Jon Caldara and Linda Gorman: Stop DC; ‘yes’ on Amendment 63
Sunday, October 10, 2010
Steamboat Springs Washington went too far when it passed health care reform this year. While the voters of Colorado can’t change federal law, we can amend Colorado’s constitutional Bill of Rights to guarantee a right to health care choice and to stand up to D.C.
Passing Amendment 63 — the health care choice amendment — will prevent state officials from requiring you to buy health insurance you do not want, from a corporation you do not like, at a price you cannot afford.
The amendment does three things:
■ It guarantees that the state of Colorado cannot force you to participate in a health plan.
■ It guarantees that you have the right to spend your own money on lawful health care.
■ It prevents the state from using your tax money to enforce federal laws that contravene these rights. In this, Amendment 63 sends a strong message to politicians in Washington.
There are two main reasons why the Colorado Constitution needs to be amended to protect your rights.
First, it is wrong for government to make people buy a product. Even mandates to buy car insurance apply only if you own a car and drive it on public roads.
Health insurance mandates require that you buy health services before you buy food, education or anything else. They appeal to health plans, physician groups, hospitals and government agencies because they increase the money flowing to them.
Coloradans already know they can reduce their health care expenditures by buying health insurance policies that cover large expenses and paying cash for the relatively low-cost office visits, tests and supplies that make up roughly a third of national health spending.
Everyone saves money when you pay your doctor directly rather than making him submit a bill to a bureaucratic insurance company. Cash discounts for routine medical services can be as high as 15 to 20 percent.
But mandated insurance policies are formulated by special interest groups. In virtually every known case, their backroom deals make mandated policies cost more than those freely chosen by people buying their own policies.
Big tax subsidies for groups judged unable to afford insurance go hand in hand with insurance mandates. The subsidies reallocate health risk from the self-paying uninsured to taxpayers. The Colorado Blue Ribbon Commission on Health Care Reform found that “forcing everyone into the insurance pool” would require a minimum of $3 billion a year in additional state spending, mostly to subsidize insurance purchase for people who already are getting the medical care they need.
It also found that in 2007 the cost-shift from the uninsured to the insured was just $85 per insured person.
With mandates, your premium costs would fall by $85 per insured person. Your taxes would go up by a minimum of $1,071 per insured person.

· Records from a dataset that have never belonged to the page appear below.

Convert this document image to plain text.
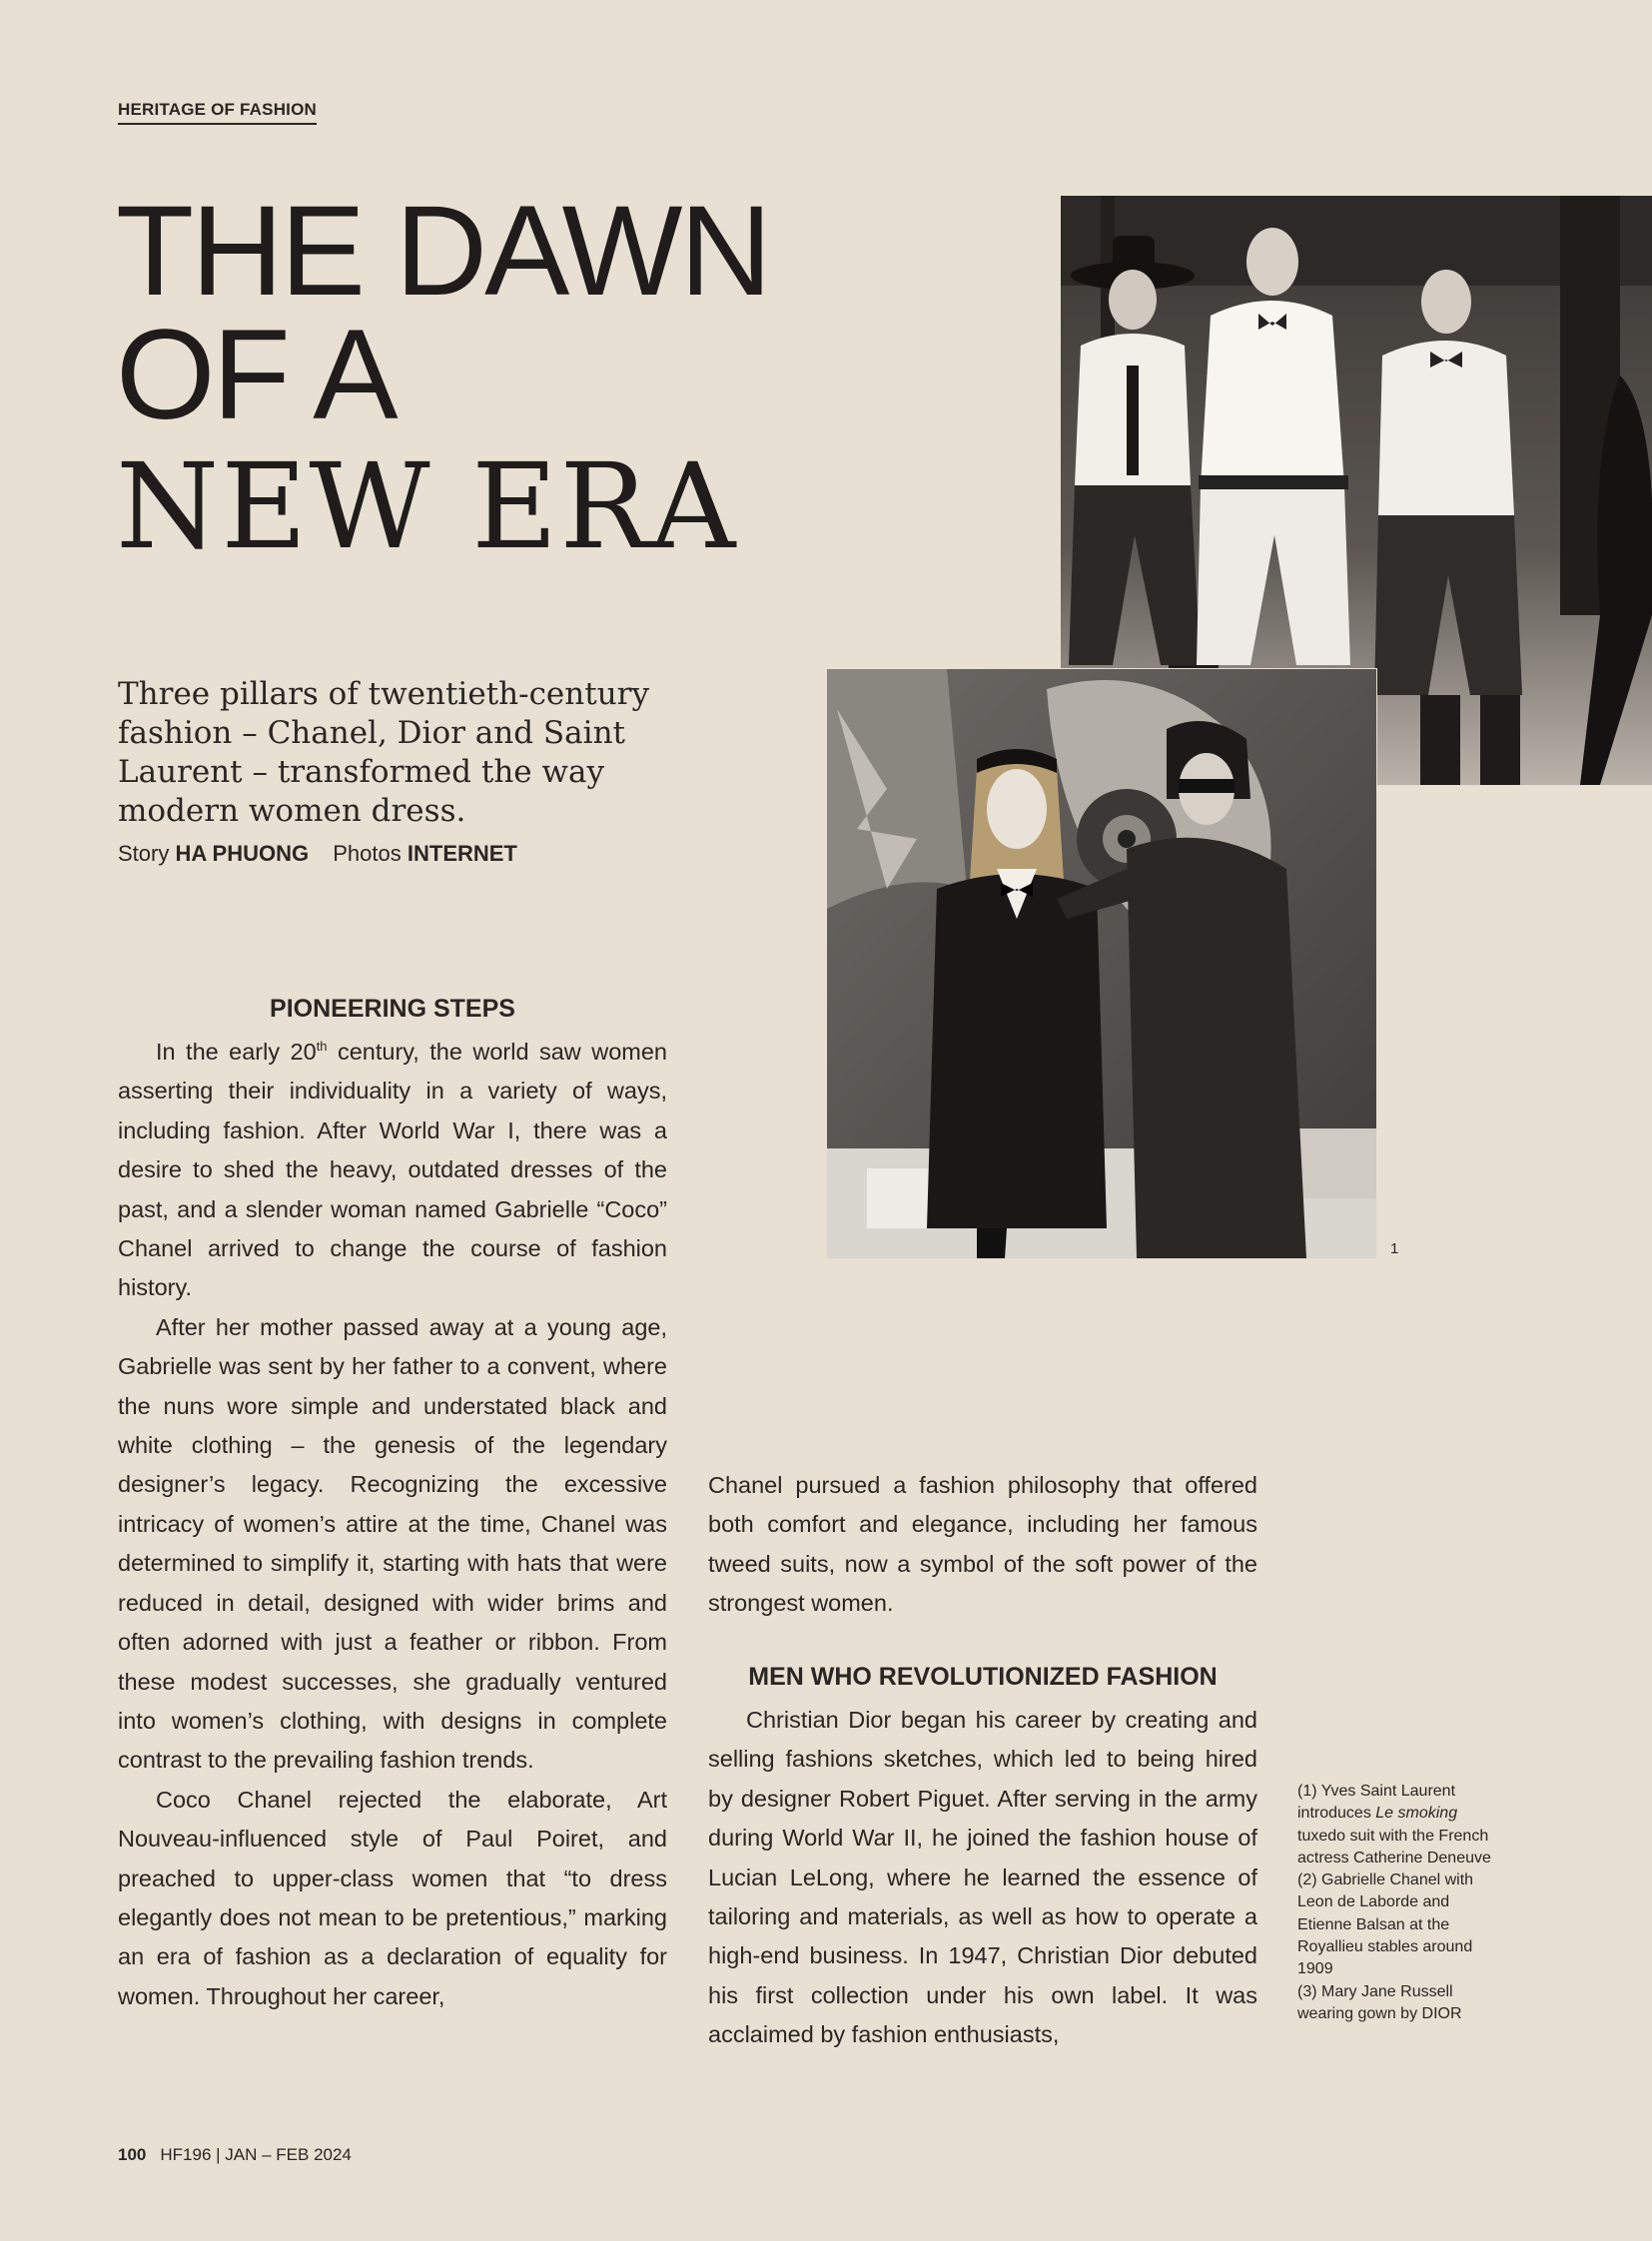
HERITAGE OF FASHION
THE DAWN
OF A
NEW ERA
Three pillars of twentieth-century fashion – Chanel, Dior and Saint Laurent – transformed the way modern women dress.
Story HA PHUONG Photos INTERNET
1
PIONEERING STEPS

In the early 20th century, the world saw women asserting their individuality in a variety of ways, including fashion. After World War I, there was a desire to shed the heavy, outdated dresses of the past, and a slender woman named Gabrielle “Coco” Chanel arrived to change the course of fashion history.

After her mother passed away at a young age, Gabrielle was sent by her father to a convent, where the nuns wore simple and understated black and white clothing – the genesis of the legendary designer’s legacy. Recognizing the excessive intricacy of women’s attire at the time, Chanel was determined to simplify it, starting with hats that were reduced in detail, designed with wider brims and often adorned with just a feather or ribbon. From these modest successes, she gradually ventured into women’s clothing, with designs in complete contrast to the prevailing fashion trends.

Coco Chanel rejected the elaborate, Art Nouveau-influenced style of Paul Poiret, and preached to upper-class women that “to dress elegantly does not mean to be pretentious,” marking an era of fashion as a declaration of equality for women. Throughout her career,

Chanel pursued a fashion philosophy that offered both comfort and elegance, including her famous tweed suits, now a symbol of the soft power of the strongest women.

MEN WHO REVOLUTIONIZED FASHION

Christian Dior began his career by creating and selling fashions sketches, which led to being hired by designer Robert Piguet. After serving in the army during World War II, he joined the fashion house of Lucian LeLong, where he learned the essence of tailoring and materials, as well as how to operate a high-end business. In 1947, Christian Dior debuted his first collection under his own label. It was acclaimed by fashion enthusiasts,

(1) Yves Saint Laurent introduces Le smoking tuxedo suit with the French actress Catherine Deneuve
(2) Gabrielle Chanel with Leon de Laborde and Etienne Balsan at the Royallieu stables around 1909
(3) Mary Jane Russell wearing gown by DIOR
100 HF196 | JAN – FEB 2024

As the Blue Book notes, Amendment 63 lets state government set up voluntary public health plans just like it does now. It does not affect Medicaid, CHP Plus or Medicare.
Second, Amendment 63 protects your right to spend your own money on the lawful health care that you need. You can do this in Colorado now, but what will politicians desperate to preserve poorly run public programs do in the future? In most of Canada, doctors were prohibited from accepting patients’ money for covered health services to preserve “equality,” making it impossible for them to earn a living outside of the government-run provincial health plans.
And since the amendment protects direct payment only for lawful health care services, it does not affect state government oversight of medical care quality via licensing and regulation.
Amendment 63 will help preserve Colorado as a safe haven for private health care providers, clinics, hospitals and alternative medicine. And that means jobs, and economic development, along with health care choice.
For us, the rights protected by Amendment 63 are literally a matter of life or death. Jon Caldara’s son, Chance Caldara, is alive because he had timely access to advanced medical care. A special needs child, he will need more in the future. Without Amendment 63’s constitutional protections, future political self-dealing could make it impossible for him, and others like him, to access the medical care that they need.